In a better world, some multinational institution would broker the deal and provide the peacekeepers. This is not going to happen in Iraq. So if the civil war termination script is going to be followed here, the United States is going to have to do the heavy lifting itself.

Current U.S. policy, however, undermines our prospects for this in at least two ways. First, we have little leverage for compelling the mutual compromises needed for real power sharing. Each camp sees potentially genocidal stakes in power sharing: the downside risks if the deal fails to ensure their security could be mass violence at the hands of communal rivals. Against such enormous stakes, major leverage will be needed to convince nervous parties to accept the risks; U.S. offers of development aid or trade assistance or political recognition are trivial by comparison. And this thin gruel is getting thinner as the United States begins to cut even the modest aid we now provide-the Marshall Plan this is not. Such weak leverage will never persuade Iraqis to take the huge risks involved in real compromise.

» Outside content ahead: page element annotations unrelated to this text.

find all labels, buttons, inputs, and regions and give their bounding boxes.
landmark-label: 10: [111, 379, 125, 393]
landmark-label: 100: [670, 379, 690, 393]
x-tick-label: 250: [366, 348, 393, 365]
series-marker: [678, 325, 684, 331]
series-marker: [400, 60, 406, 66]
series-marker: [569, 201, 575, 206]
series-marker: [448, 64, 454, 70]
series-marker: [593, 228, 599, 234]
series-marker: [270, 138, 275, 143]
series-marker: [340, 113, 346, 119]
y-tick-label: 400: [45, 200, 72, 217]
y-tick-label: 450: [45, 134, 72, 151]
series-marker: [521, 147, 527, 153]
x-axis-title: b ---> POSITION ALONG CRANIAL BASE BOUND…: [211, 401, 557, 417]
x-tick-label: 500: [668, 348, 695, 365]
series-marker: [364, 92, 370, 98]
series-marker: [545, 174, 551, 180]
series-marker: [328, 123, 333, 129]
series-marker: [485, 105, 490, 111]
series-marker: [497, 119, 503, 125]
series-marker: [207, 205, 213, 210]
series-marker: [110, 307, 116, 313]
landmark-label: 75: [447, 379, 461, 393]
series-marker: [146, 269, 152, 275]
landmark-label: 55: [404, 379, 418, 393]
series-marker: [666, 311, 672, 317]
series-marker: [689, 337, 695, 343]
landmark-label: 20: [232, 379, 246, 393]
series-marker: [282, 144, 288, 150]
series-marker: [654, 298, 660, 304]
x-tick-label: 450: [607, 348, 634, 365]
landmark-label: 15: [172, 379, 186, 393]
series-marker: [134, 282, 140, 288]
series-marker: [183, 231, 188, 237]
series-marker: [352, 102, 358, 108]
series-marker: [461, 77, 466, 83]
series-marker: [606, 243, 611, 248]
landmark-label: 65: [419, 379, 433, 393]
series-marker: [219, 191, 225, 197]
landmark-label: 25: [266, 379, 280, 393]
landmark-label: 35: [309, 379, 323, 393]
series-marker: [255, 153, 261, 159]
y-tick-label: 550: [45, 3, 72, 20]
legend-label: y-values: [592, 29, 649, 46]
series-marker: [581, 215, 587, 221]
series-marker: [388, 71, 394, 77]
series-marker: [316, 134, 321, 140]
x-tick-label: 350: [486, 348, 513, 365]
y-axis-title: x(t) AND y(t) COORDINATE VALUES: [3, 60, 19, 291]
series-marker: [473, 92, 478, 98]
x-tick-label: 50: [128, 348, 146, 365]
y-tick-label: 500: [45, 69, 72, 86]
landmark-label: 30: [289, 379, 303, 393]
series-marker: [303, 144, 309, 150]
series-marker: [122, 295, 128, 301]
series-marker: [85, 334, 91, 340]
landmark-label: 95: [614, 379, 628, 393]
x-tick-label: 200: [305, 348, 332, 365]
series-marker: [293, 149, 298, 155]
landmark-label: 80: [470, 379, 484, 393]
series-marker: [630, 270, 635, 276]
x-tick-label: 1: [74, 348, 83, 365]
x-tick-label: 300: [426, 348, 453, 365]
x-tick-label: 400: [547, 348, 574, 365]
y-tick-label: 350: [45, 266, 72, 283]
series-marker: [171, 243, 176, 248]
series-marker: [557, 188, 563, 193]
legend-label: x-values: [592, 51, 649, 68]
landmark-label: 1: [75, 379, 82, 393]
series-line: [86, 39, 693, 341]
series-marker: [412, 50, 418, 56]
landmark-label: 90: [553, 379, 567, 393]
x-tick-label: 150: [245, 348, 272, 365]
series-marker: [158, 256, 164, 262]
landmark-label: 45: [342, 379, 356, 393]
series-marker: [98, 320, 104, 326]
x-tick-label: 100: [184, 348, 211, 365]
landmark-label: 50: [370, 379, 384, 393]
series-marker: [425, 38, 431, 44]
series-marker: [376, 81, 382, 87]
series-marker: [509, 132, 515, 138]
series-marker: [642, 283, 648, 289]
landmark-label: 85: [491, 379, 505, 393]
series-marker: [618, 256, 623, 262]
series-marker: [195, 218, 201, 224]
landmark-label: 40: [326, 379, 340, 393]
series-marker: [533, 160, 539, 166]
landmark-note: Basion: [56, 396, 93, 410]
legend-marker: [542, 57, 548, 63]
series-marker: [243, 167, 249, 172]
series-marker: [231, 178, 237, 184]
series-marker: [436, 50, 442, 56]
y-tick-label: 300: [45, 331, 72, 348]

Second, we are apparently unwilling to play the role of long-term peacekeeping stabilizer. Though disliked by many Iraqis, in principle U.S. forces could still do this. In recent months American efforts in suppressing Shi‘a militias and our comparative sectarian evenhandedness in places such as Tal Afar and Baghdad are persuading Sunnis that we are potential defenders against Shi‘a violence. Though Shi‘a are wary of American motives, three years of U.S. combat against Sunni guerillas give us the bona fides to keep Shi‘a trust if we play our cards right. We can be neutral-the problem is that we are not willing to stay. Who would trust a deal enforced by a peacekeeper who announces its intention to leave as soon as it can hand its job over to one of the combatants in an ongoing civil war?

Theoretically, at least, the second problem could be solved if we could create a truly national, rather than sectarian, institution in the Iraqi security forces to replace us-a force with true intercommunal balance; with soldiers and officers who see themselves as Iraqis and not as Shi‘a, Kurds or Sunnis; that fights any rebel or protects any population regardless of sect or ethnicity; and with the competence and motivation to defeat those rebels in battle. There are a host of practical barriers to accomplishing this in objective reality, ranging from the increasing salience of subnational identity among all Iraqis since 2003, to the reticence of many Iraqi recruits to fight outside their home provinces (in practical terms, a reluctance to do something other than defend their subgroup from outsiders), to the challenge of motivating soldiers to give their lives for a government many see as corrupt or incompetent, to the difficulties of establishing modern systems of pay, leave, resupply and administration in a society which has seen little efficient public administration in the past, to many other challenges large and small.

But a more fundamental problem is perceptual. Even if the Iraqi military were, in reality, a competent, evenhanded, nonsectarian force, Sunnis do not see it that way. All polls show radical differences in trust for the national security forces across communal groups, and the Sunnis clearly do not trust the state's instruments. This should be no surprise: Overcoming this inevitable lack of trust in an ongoing civil war is extremely difficult. This is why the civil war termination literature puts such stress on outside peacekeepers. To build trust across such divides is hard enough in a postwar peace policed by others; to believe Iraqis can do this themselves in the midst of the fighting after the only quasi-neutral force-ours-has departed would require tremendous optimism.